三國志卷五 后妃傳第五 文德郭皇后
安平廣宗の人、字は女王(?–235年)。文帝の寵愛を受け智謀により嗣子擁立にも関わったとされ、甄后失寵の一因ともいわれる。皇后に立てられて後は倹約と謙譲を守り、外戚の専横を戒める令を出すなど、漢の明徳馬皇后を範とした。
出自と入宮
- 文德郭皇后は安平廣宗の人。父郭永は南郡太守で敬侯と諡された。后は幼くして「女中の王」の意で女王を字とされたが早くに両親を失い、兵乱の中で銅鞮侯の家に没した。太祖が魏公であった頃、東宮に入った。智謀に富み文帝の嗣子擁立にも力を貸したという。文帝の王位継承とともに夫人となり、践阼後は貴嬪となった。甄后の死はこの后の寵愛によるものであったという。
立后をめぐる異論
- 黄初三年(222年)、后を皇后に立てようとした際、中郎の棧潛は上疏し、后妃は必ず先代の名族から選ぶべきで、寵愛により賤しい者を貴くすれば上下の秩序が乱れると諫めたが、文帝は聞き入れず皇后に立てた。后は「自分は皇后たる資格に欠ける」と謙譲の上表を行い、即位後も謙虚に卞太后に孝を尽くし、他の貴人の過失を庇い、倹約を守り漢の明徳馬皇后を慕ったという。
人柄と一族への戒め
- 后は早くに兄弟を喪い、従兄の郭表に父の跡を継がせ奉車都尉とした。外戚の縁組みが権勢によるものにならぬよう戒め、婦女の縁談も同様に配慮すべしとの令を出した。
- 帝の東征に伴い許昌の永始台に留まった際、長雨で城楼が壊れても楚の昭王の故事を引いて移動を拒んだ。また郭表が水利工事で魚を取ろうとした際にも、公の利益を優先すべきと諫めた。
晩年
- 明帝即位後、皇太后と尊称され永安宮と称した。太和四年(230年)、郭表を安陽亭侯、のち郷侯に進め、父郭永を安陽郷敬侯と追諡、母董氏を都郷君とした。孟武の母の葬儀を厚くしようとした際、后は「乱世このかた厚葬の墓は皆掘られている、首陽陵(薄葬)に倣うべき」と諫めた。青龍三年(235年)春、許昌で崩じ、遺言の薄葬の制に従い首陽陵の西に葬られた。

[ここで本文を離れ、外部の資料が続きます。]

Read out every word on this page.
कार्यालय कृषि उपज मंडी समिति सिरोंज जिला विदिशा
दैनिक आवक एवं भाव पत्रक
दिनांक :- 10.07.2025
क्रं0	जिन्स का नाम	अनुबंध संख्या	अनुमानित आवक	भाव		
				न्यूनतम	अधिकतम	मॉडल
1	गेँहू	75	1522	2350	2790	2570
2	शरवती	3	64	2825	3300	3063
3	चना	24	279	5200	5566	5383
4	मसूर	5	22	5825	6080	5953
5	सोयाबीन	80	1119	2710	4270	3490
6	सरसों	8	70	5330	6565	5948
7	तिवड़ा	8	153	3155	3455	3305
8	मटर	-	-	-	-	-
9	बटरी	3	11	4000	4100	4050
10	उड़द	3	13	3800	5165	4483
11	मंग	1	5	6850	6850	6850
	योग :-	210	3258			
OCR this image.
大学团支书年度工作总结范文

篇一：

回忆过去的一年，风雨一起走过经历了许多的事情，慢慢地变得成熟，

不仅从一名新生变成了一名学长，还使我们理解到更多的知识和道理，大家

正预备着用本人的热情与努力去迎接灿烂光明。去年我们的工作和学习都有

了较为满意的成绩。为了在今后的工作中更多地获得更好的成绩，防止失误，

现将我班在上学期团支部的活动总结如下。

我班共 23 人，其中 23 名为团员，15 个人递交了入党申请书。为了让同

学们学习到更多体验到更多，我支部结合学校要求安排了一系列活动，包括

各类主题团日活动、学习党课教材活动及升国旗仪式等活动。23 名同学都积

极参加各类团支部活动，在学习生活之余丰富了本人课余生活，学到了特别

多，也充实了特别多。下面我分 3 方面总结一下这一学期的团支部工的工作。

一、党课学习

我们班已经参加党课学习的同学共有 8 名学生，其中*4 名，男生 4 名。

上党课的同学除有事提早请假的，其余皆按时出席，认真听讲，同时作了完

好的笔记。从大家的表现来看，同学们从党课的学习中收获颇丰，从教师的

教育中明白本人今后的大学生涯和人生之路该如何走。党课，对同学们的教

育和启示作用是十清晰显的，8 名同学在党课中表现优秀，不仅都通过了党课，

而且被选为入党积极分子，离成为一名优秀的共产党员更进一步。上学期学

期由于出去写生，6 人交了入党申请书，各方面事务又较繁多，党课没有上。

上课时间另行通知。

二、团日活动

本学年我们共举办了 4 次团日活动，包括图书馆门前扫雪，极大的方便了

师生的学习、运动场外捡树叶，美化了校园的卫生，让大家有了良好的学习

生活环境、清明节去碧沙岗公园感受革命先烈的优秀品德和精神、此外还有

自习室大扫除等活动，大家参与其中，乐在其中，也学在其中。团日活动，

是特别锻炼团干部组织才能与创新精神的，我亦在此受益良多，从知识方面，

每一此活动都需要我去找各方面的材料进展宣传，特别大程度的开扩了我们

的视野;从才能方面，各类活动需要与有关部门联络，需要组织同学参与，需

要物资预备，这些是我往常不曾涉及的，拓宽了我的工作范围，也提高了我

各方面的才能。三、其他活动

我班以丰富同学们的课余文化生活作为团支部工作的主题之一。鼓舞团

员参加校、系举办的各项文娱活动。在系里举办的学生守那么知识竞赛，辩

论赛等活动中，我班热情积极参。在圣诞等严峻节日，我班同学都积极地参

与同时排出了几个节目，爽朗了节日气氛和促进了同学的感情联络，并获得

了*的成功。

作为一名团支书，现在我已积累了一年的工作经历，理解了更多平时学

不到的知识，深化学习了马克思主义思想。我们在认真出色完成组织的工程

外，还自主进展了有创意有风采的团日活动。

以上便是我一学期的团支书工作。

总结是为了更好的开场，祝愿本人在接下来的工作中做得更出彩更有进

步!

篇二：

- 『魏書』所載の哀策文には、明帝が母の柩を奉じて哀悼する言葉が記されている。明帝は郭表を観津侯に進め、郭永を観津敬侯と追諡、甄后の兄弟らにも追封を行った。表が薨じ子の郭詳が嗣ぎ、その弟郭述も列侯に封ぜられた。詳が薨じ子の郭釗が嗣いだ。